Influence of Race on Training Data Quality for Artificial Intelligence (AI) Algorithms (2022)

May 1, 2022

Amitha Domalpally, Rick Voland, Robert Slater, Ellie Corkery, Pamela Vargo, Rebecca Kuhtz, James Reimers, Roomasa Channa, Barbara Blodi

Abstract

Purpose: Diabetic retinopathy (DR) severity level is evaluated from stereoscopic 7-field color photographs by masked graders at the Wisconsin Reading Center and used as a reference standard for training and validation of AI algorithms. Training data quality influenced by race is understudied relative to standards established forWhite subjects. Retinal pigmentation is greater in individuals with darker skin tones, and the reduced contrast may affect the detection of DR features by graders. We explored the effect of race-related fundus pigmentationon the grader’s ability to document DR.

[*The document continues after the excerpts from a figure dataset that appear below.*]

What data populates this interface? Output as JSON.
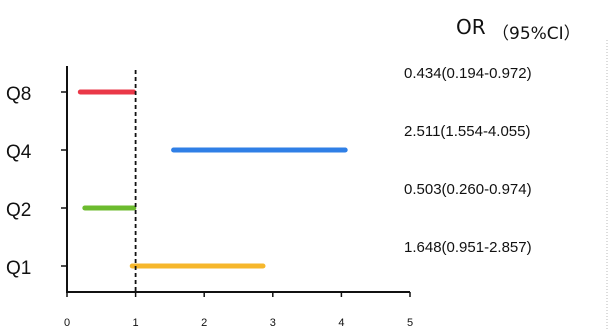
{
  "chart_data": {
    "type": "forest",
    "header": {
      "label": "OR",
      "ci": "（95%CI）"
    },
    "x_ticks": [
      "0",
      "1",
      "2",
      "3",
      "4",
      "5"
    ],
    "xlim": [
      0,
      5
    ],
    "reference_line": 1,
    "rows": [
      {
        "name": "Q8",
        "or": 0.434,
        "lo": 0.194,
        "hi": 0.972,
        "text": "0.434(0.194-0.972)",
        "color": "#ea3848"
      },
      {
        "name": "Q4",
        "or": 2.511,
        "lo": 1.554,
        "hi": 4.055,
        "text": "2.511(1.554-4.055)",
        "color": "#2f7fe6"
      },
      {
        "name": "Q2",
        "or": 0.503,
        "lo": 0.26,
        "hi": 0.974,
        "text": "0.503(0.260-0.974)",
        "color": "#6cbb2e"
      },
      {
        "name": "Q1",
        "or": 1.648,
        "lo": 0.951,
        "hi": 2.857,
        "text": "1.648(0.951-2.857)",
        "color": "#f6b72c"
      }
    ]
  }
}
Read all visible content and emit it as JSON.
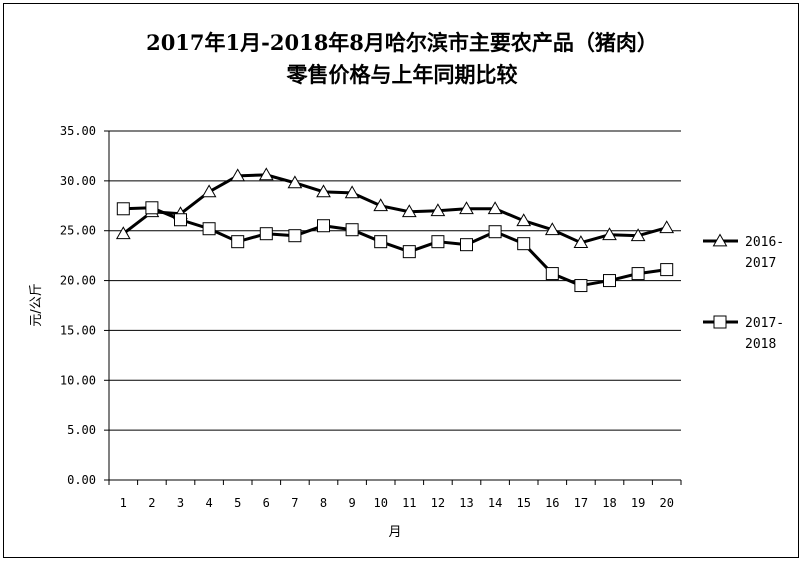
{
  "chart_data": {
    "type": "line",
    "title_line1": "2017年1月-2018年8月哈尔滨市主要农产品（猪肉）",
    "title_line2": "零售价格与上年同期比较",
    "xlabel": "月",
    "ylabel": "元/公斤",
    "ylim": [
      0,
      35
    ],
    "yticks": [
      "0.00",
      "5.00",
      "10.00",
      "15.00",
      "20.00",
      "25.00",
      "30.00",
      "35.00"
    ],
    "x": [
      1,
      2,
      3,
      4,
      5,
      6,
      7,
      8,
      9,
      10,
      11,
      12,
      13,
      14,
      15,
      16,
      17,
      18,
      19,
      20
    ],
    "grid": true,
    "legend_position": "right",
    "series": [
      {
        "name_line1": "2016-",
        "name_line2": "2017",
        "marker": "triangle",
        "color": "#000000",
        "values": [
          24.7,
          26.9,
          26.7,
          28.9,
          30.5,
          30.6,
          29.8,
          28.9,
          28.8,
          27.5,
          26.9,
          27.0,
          27.2,
          27.2,
          26.0,
          25.1,
          23.8,
          24.6,
          24.5,
          25.3
        ]
      },
      {
        "name_line1": "2017-",
        "name_line2": "2018",
        "marker": "square",
        "color": "#000000",
        "values": [
          27.2,
          27.3,
          26.1,
          25.2,
          23.9,
          24.7,
          24.5,
          25.5,
          25.1,
          23.9,
          22.9,
          23.9,
          23.6,
          24.9,
          23.7,
          20.7,
          19.5,
          20.0,
          20.7,
          21.1
        ]
      }
    ]
  }
}
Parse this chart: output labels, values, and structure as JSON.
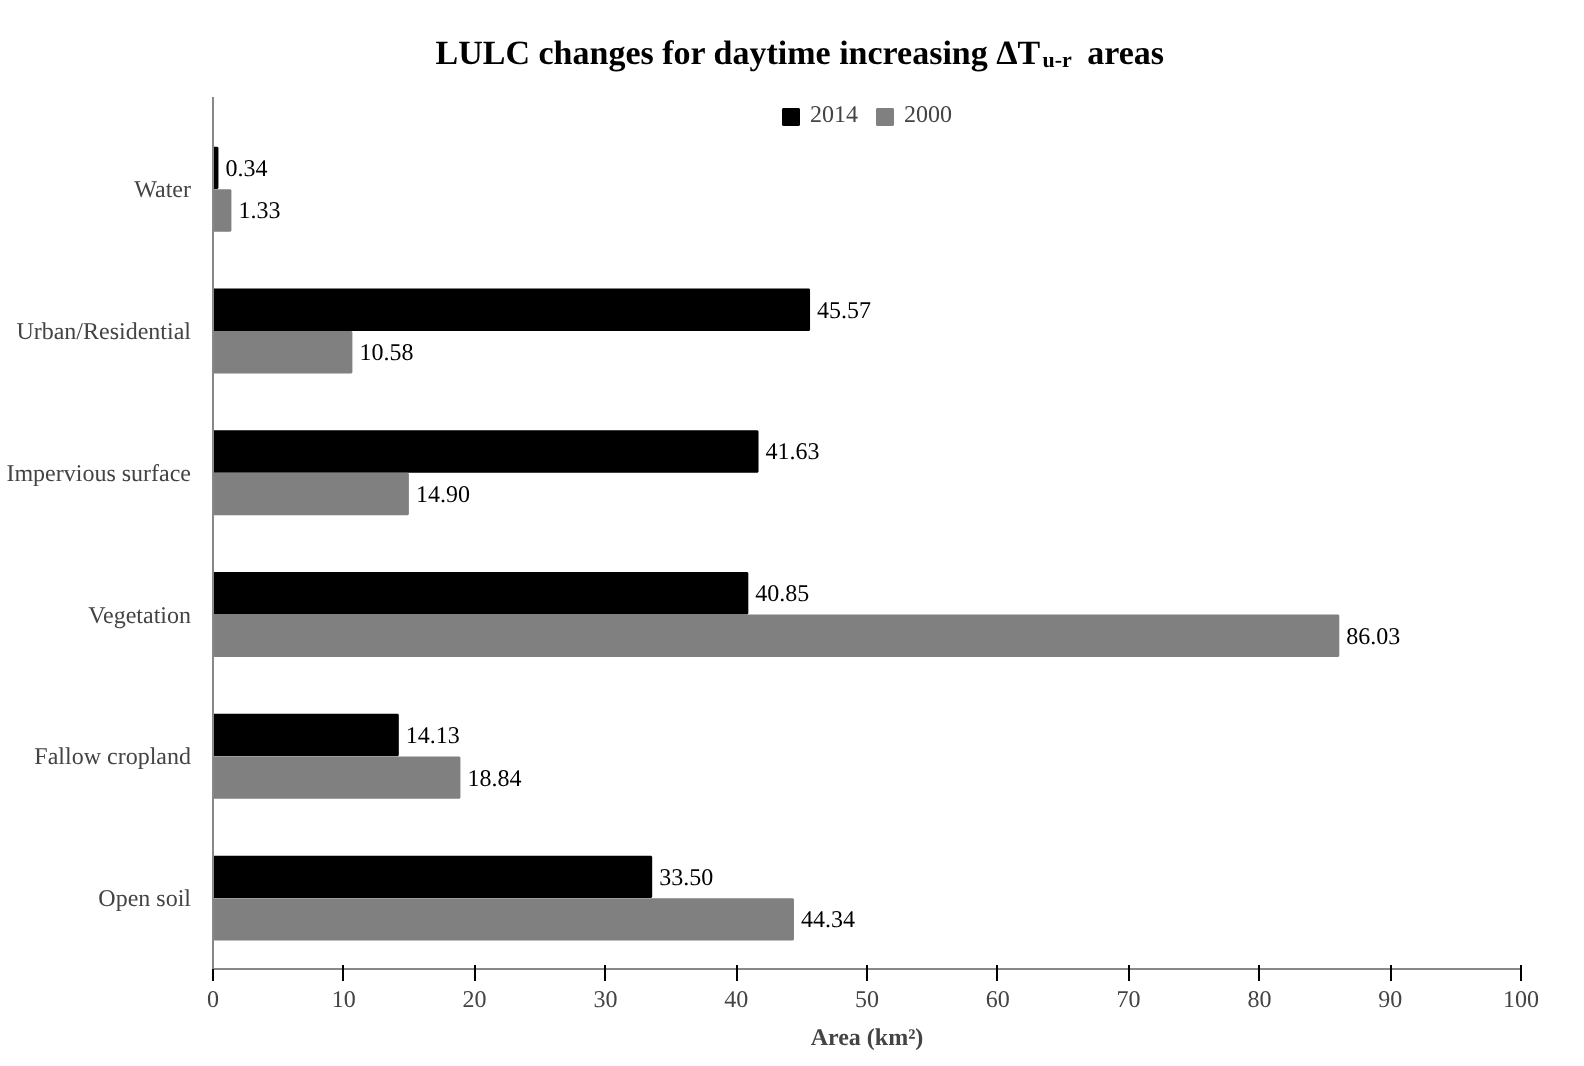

Methods: All images were acquired by a certified photographer at a single site using the same camera. and evaluated for DR by two experienced graders masked to all demographics. Following our standard protocol for quality assessment, graders determined a confidence score (CS) of high or low (borderline and ungradable) for each image. Graders were permitted to use digital enhancement tools for better visualization. The Red, Green, and Blue (RGB) channel values were also obtained for a representative image of each subject.

Results: Of 183 subjects, 37 (20.2%) were identified as White, 11 (6%) Black and 135 (73.8%) Other with Hispanic ethnicity. DR prevalence was 10.4% in the full cohort (366 eyes), mostly with mild-moderate non-proliferative DR. DR prevalence across the 3 racial/ethnic groups was 12.2%, 0% and 12.2% respectively. CS was high in 93%, 77%, and 82%, borderline in 5%, 23% and 16% and ungradable in 1.4%, 0% and 1.5%, respectively. There was significant difference between high and low CS across the three groups (p = 0.029)and also for the red channel of RGB values: 129 (95% CI 95,105), 85 (77,104), and 94(88,99) (p < 0.001).

Conclusions: Grader confidence for evaluating DR features was lower in pigmented retinas which could affect data accuracy from images obtained from darker-skinned individuals. It is possible that DR was under called in Black population due to difficulty in detecting early features. This bias can transfer into AI models via training data. Photographer education in image capture techniques and grader training in racially diverse datasets is needed to obtain high-quality, categorically delineated data.